La capitale vantava una concentrazione di studi di produzione cinematografica, teatri, case editrici, sale cinematografiche, da concerto, da ballo, gallerie, atelier, redazioni, mai vista altrove. Kafka della città scriveva: “Lì potrò al meglio sfruttare le mie capacità di scrittura anche nel giornalismo. Quello che penso di sapere con certezza è che dalla situazione di indipendenza e libertà nella quale mi verrò a trovare a Berlino, potrò trarre l’unica vera felicità della quale sono ora ancora capace”. Thomas Mann definì la sua atmosfera come quella di un “cosmopolitismo alla tedesca”. Ma la metropoli (quella reale, non il pasticcio ideologico di Metropolis di Fritz Lang del 1927, una distopia di propaganda anarco-comunista, un capitalismo antifordista, tanto infernale quanto impossibile) presentava vari volti, come detto, assai meno scintillanti, tormentati abissi della condizione umana; era anche un ambiente urbano sovrappopolato, sudicio e soffocante: di lì il desiderio crescente di un ritorno al verde, alla natura, ad una catarsi ecologica, non troppo dissimile dall’attuale, capitalizzato pure dalla Hitlerjugend, fondata nel ’26.
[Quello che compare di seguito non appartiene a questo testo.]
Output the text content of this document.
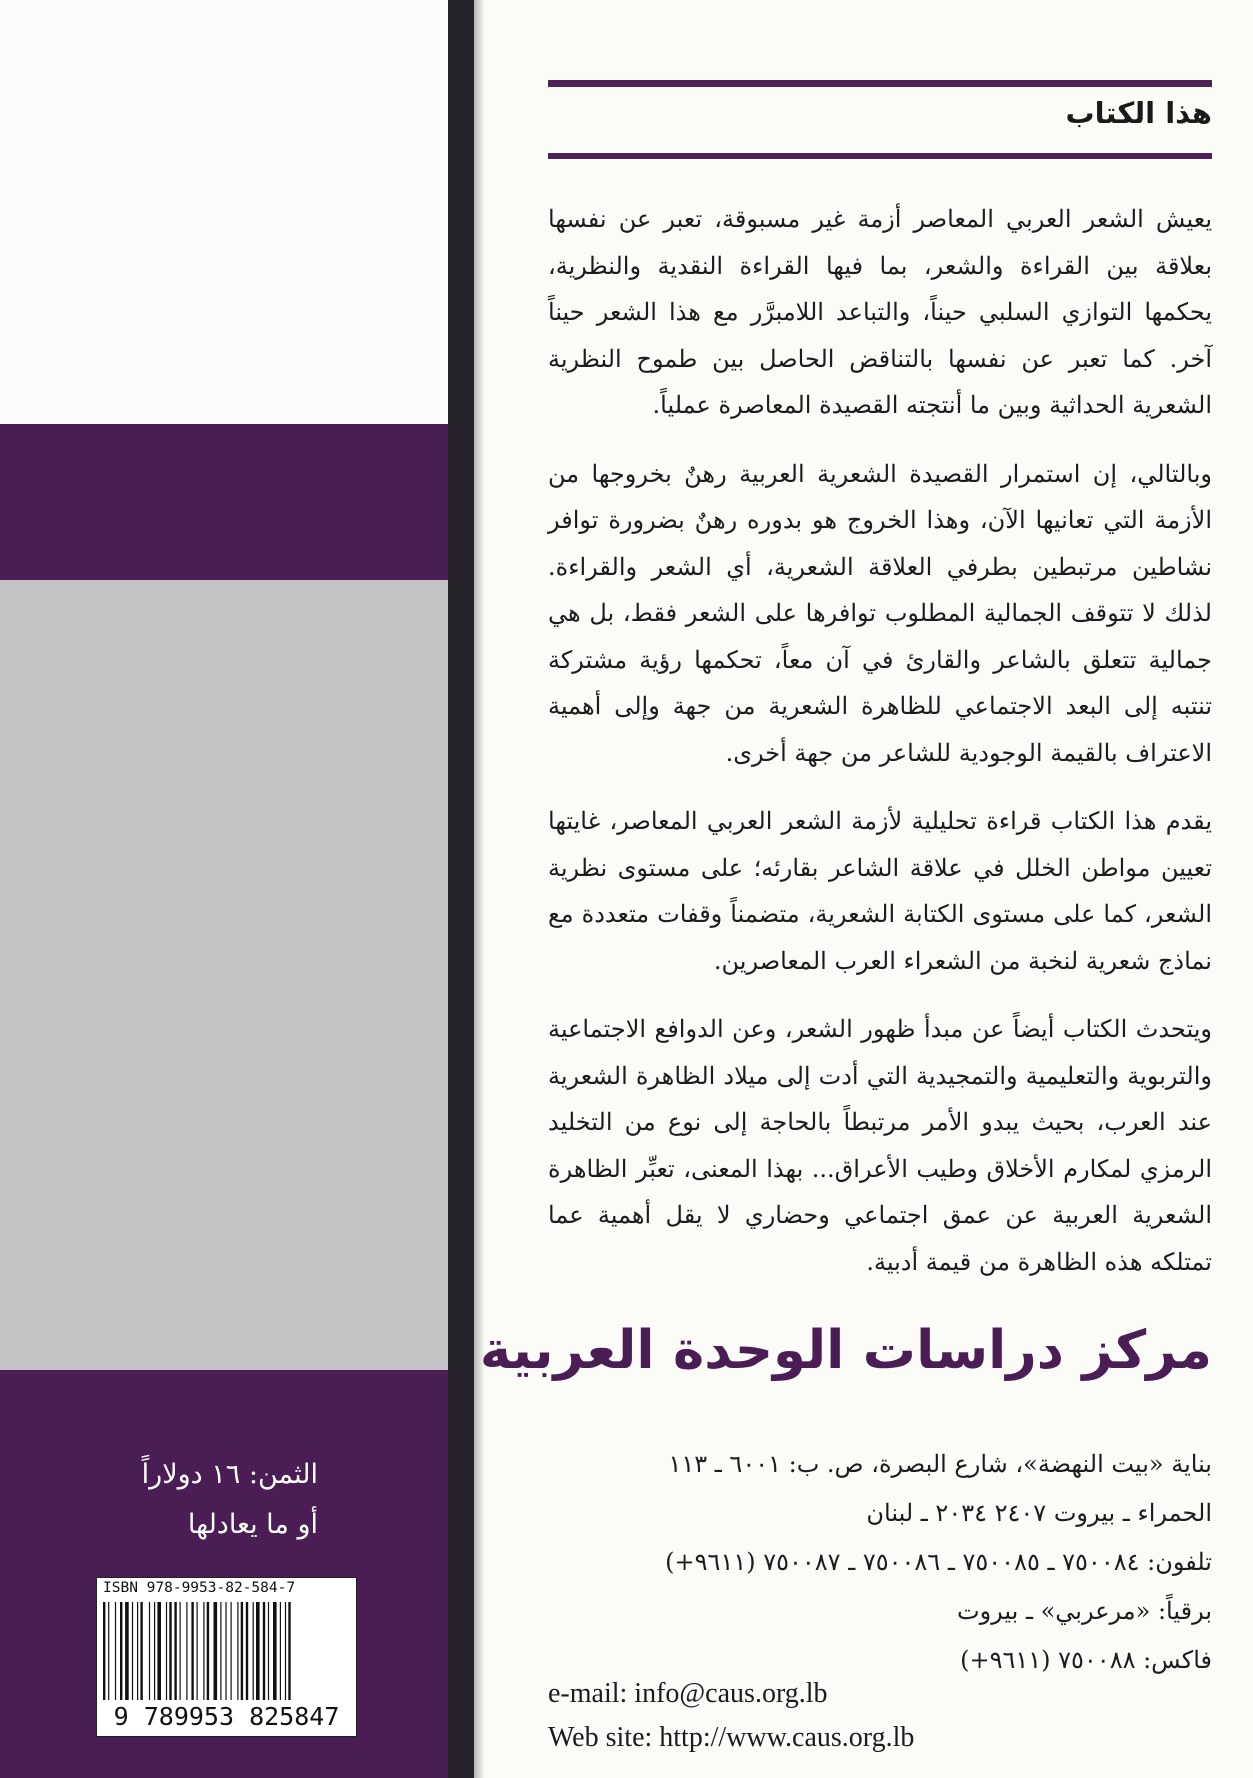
هذا الكتاب

يعيش الشعر العربي المعاصر أزمة غير مسبوقة، تعبر عن نفسها بعلاقة بين القراءة والشعر، بما فيها القراءة النقدية والنظرية، يحكمها التوازي السلبي حيناً، والتباعد اللامبرَّر مع هذا الشعر حيناً آخر. كما تعبر عن نفسها بالتناقض الحاصل بين طموح النظرية الشعرية الحداثية وبين ما أنتجته القصيدة المعاصرة عملياً.

وبالتالي، إن استمرار القصيدة الشعرية العربية رهنٌ بخروجها من الأزمة التي تعانيها الآن، وهذا الخروج هو بدوره رهنٌ بضرورة توافر نشاطين مرتبطين بطرفي العلاقة الشعرية، أي الشعر والقراءة. لذلك لا تتوقف الجمالية المطلوب توافرها على الشعر فقط، بل هي جمالية تتعلق بالشاعر والقارئ في آن معاً، تحكمها رؤية مشتركة تنتبه إلى البعد الاجتماعي للظاهرة الشعرية من جهة وإلى أهمية الاعتراف بالقيمة الوجودية للشاعر من جهة أخرى.

يقدم هذا الكتاب قراءة تحليلية لأزمة الشعر العربي المعاصر، غايتها تعيين مواطن الخلل في علاقة الشاعر بقارئه؛ على مستوى نظرية الشعر، كما على مستوى الكتابة الشعرية، متضمناً وقفات متعددة مع نماذج شعرية لنخبة من الشعراء العرب المعاصرين.

ويتحدث الكتاب أيضاً عن مبدأ ظهور الشعر، وعن الدوافع الاجتماعية والتربوية والتعليمية والتمجيدية التي أدت إلى ميلاد الظاهرة الشعرية عند العرب، بحيث يبدو الأمر مرتبطاً بالحاجة إلى نوع من التخليد الرمزي لمكارم الأخلاق وطيب الأعراق... بهذا المعنى، تعبِّر الظاهرة الشعرية العربية عن عمق اجتماعي وحضاري لا يقل أهمية عما تمتلكه هذه الظاهرة من قيمة أدبية.

مركز دراسات الوحدة العربية
بناية «بيت النهضة»، شارع البصرة، ص. ب: ٦٠٠١ ـ ١١٣
الحمراء ـ بيروت ٢٤٠٧ ٢٠٣٤ ـ لبنان
تلفون: ٧٥٠٠٨٤ ـ ٧٥٠٠٨٥ ـ ٧٥٠٠٨٦ ـ ٧٥٠٠٨٧ (٩٦١١+)
برقياً: «مرعربي» ـ بيروت
فاكس: ٧٥٠٠٨٨ (٩٦١١+)
e-mail: info@caus.org.lb
Web site: http://www.caus.org.lb
الثمن: ١٦ دولاراً
أو ما يعادلها
ISBN 978-9953-82-584-7
9 789953 825847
L’11 ottobre scorso i media annunciavano la presentazione in Italia della quarta attesissima stagione dello show drama tratto dal romanzo di Volker Kutscher, “La morte non fa rumore”, in ritardo causa covid. Una quarta stagione, a mio avviso, un po’ deludente, inferiore alle precedenti, con un eccesso di vicende e toni lugubri, come per ammonirci, con teutonica pesantezza ed insistenza, che la civiltà è un sottile strato di vernice sopra gli istinti bestiali dell’ uomo.
Quando terminerà la serie? Il materiale non manca per andare avanti, visto che con quello in uscita a ottobre 2022 sono in totale nove i romanzi dedicati al personaggio di Gereon Rath. Inoltre Kutscher ha dichiarato di voler arrivare fino al 1938, ch’egli considera l’anno del definitivo crollo della civiltà in Germania. Al contrario, gli showrunner Achim von Borries e Henk Handloegten hanno dichiarato di volersi fermare nel 1933. Hanno infatti detto: “la serie si chiama Babylon Berlin, racconta quindi un periodo specifico fatto di libertà e possibilità. Un periodo che termina con il 1933”. Quindi ci saranno al massimo altre due stagioni, nella loro ottica.